Artwork

Text, Folio 55 (verso), from a Kalpa-sutra

Text, Folio 55 (verso), from a Kalpa-sutra, by Unknown, unspecified, 1488
Text, Folio 55 (verso), from a Kalpa-sutra, by Unknown, unspecified, 1488

Text, Folio 55 (verso), from a Kalpa-sutra is an unspecified painting by the Mughal Painting artist Unknown. It dates from 1488 and is held in the collection of the Cleveland Museum of Art. The work is a painted representation of a folio from a Kalpa‑sutra manuscript.

About this work

Overview

The work is a painted representation of a folio from a Kalpa‑sutra manuscript. Executed on a light‑beige ground, the image records a page of text rendered in ink, divided into two distinct zones. The upper half is inscribed solely in black, while the lower half combines black and red pigments, each line bearing a unique character of an unidentified script.

Subject & Meaning

The depicted page belongs to a Kalpa‑sutra, a genre of Buddhist literature concerned with ritual rules and monastic discipline. Though the specific content cannot be read, the bifurcated coloration may indicate a structural division within the text, such as primary verses and supplementary commentary, a common practice in manuscript tradition.

Technique & Style

The artist employed ink on a prepared paper or parchment surface, using fine brushes to produce crisp, linear strokes.
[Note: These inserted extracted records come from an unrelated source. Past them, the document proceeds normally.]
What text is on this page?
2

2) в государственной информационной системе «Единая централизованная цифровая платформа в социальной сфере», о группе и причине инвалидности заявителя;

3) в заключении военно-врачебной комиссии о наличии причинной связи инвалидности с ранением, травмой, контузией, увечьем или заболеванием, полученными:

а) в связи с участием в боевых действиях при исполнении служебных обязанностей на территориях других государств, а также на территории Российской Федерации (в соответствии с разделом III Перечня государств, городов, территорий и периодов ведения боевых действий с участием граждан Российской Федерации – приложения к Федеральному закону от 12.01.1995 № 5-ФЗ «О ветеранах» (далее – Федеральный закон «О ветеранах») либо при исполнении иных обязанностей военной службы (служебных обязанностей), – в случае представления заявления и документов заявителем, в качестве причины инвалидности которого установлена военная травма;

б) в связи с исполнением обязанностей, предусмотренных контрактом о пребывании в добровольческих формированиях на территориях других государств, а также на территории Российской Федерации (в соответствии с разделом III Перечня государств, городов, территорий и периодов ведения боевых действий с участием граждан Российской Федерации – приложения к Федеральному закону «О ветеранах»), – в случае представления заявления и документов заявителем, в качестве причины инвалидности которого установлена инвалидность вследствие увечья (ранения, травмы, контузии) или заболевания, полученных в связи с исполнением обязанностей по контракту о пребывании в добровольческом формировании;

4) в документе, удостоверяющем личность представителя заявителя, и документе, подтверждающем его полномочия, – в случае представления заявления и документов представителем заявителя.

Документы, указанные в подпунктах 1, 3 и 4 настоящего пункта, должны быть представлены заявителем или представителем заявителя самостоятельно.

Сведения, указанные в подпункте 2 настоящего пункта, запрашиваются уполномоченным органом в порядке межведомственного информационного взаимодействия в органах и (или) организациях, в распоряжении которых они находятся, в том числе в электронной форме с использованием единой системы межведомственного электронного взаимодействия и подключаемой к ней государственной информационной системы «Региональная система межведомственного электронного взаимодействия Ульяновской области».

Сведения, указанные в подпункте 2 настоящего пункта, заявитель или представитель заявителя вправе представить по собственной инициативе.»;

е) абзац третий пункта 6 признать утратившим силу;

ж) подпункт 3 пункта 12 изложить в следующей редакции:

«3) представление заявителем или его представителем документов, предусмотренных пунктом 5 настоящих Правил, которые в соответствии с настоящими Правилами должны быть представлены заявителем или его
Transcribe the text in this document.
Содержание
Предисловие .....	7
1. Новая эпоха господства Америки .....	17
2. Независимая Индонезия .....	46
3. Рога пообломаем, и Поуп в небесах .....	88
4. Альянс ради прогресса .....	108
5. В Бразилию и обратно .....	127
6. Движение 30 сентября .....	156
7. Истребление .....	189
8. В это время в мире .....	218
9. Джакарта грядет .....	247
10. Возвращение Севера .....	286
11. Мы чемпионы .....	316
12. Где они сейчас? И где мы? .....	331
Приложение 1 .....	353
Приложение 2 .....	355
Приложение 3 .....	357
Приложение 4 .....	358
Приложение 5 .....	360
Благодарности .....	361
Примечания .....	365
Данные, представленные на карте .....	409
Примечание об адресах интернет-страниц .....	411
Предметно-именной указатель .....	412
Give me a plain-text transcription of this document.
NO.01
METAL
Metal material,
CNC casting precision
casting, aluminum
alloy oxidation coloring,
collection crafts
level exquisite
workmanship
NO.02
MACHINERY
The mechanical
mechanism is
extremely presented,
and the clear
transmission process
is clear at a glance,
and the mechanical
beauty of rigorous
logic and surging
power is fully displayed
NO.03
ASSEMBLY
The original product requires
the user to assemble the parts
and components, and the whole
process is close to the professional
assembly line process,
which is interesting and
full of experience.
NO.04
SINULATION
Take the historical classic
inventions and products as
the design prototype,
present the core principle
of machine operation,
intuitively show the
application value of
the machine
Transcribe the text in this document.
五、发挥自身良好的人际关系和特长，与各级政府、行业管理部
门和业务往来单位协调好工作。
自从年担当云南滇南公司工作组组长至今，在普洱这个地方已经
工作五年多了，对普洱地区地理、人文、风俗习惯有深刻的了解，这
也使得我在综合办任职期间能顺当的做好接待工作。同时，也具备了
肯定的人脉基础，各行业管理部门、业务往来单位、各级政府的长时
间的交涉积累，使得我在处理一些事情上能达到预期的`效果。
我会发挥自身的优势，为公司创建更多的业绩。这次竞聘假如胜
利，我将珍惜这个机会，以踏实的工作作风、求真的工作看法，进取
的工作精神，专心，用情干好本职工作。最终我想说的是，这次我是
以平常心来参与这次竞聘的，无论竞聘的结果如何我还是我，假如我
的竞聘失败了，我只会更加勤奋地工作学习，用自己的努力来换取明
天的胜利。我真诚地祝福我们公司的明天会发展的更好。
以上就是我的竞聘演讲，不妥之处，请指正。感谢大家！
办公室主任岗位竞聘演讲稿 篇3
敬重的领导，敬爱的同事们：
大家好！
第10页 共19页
The contrast between the monochrome upper section and the polychrome lower section demonstrates a deliberate use of color to differentiate textual layers, a technique observed in South Asian manuscript illumination.

History & Provenance

The folio originates from a Kalpa‑sutra codex, likely produced in a monastic workshop. Its exact date and place of creation remain uncertain, as the script has not been identified and no colophon is present. The painting form suggests it may have been created as a later visual record of the manuscript rather than as the original page itself.

Context

Kalpa‑sutras formed part of the broader corpus of Buddhist canonical and regulatory texts circulating across the Indian subcontinent and Southeast Asia. The use of red ink alongside black was a conventional method to highlight important passages or doctrinal terms, reflecting the pedagogical priorities of monastic scribes.

Legacy

As a visual surrogate for a textual artifact, the painting offers scholars a glimpse into the material culture of Buddhist manuscript production. Its preservation allows comparative study of script styles, pigment use, and the aesthetic conventions that framed sacred literature in pre‑modern Buddhist societies.

Artist & collection

Artist

Unknown

entity whose identity is not known

This work is in the public domain (CC0). Image source: Cleveland Museum of Art open access. Spotted an error in this record? Tell us.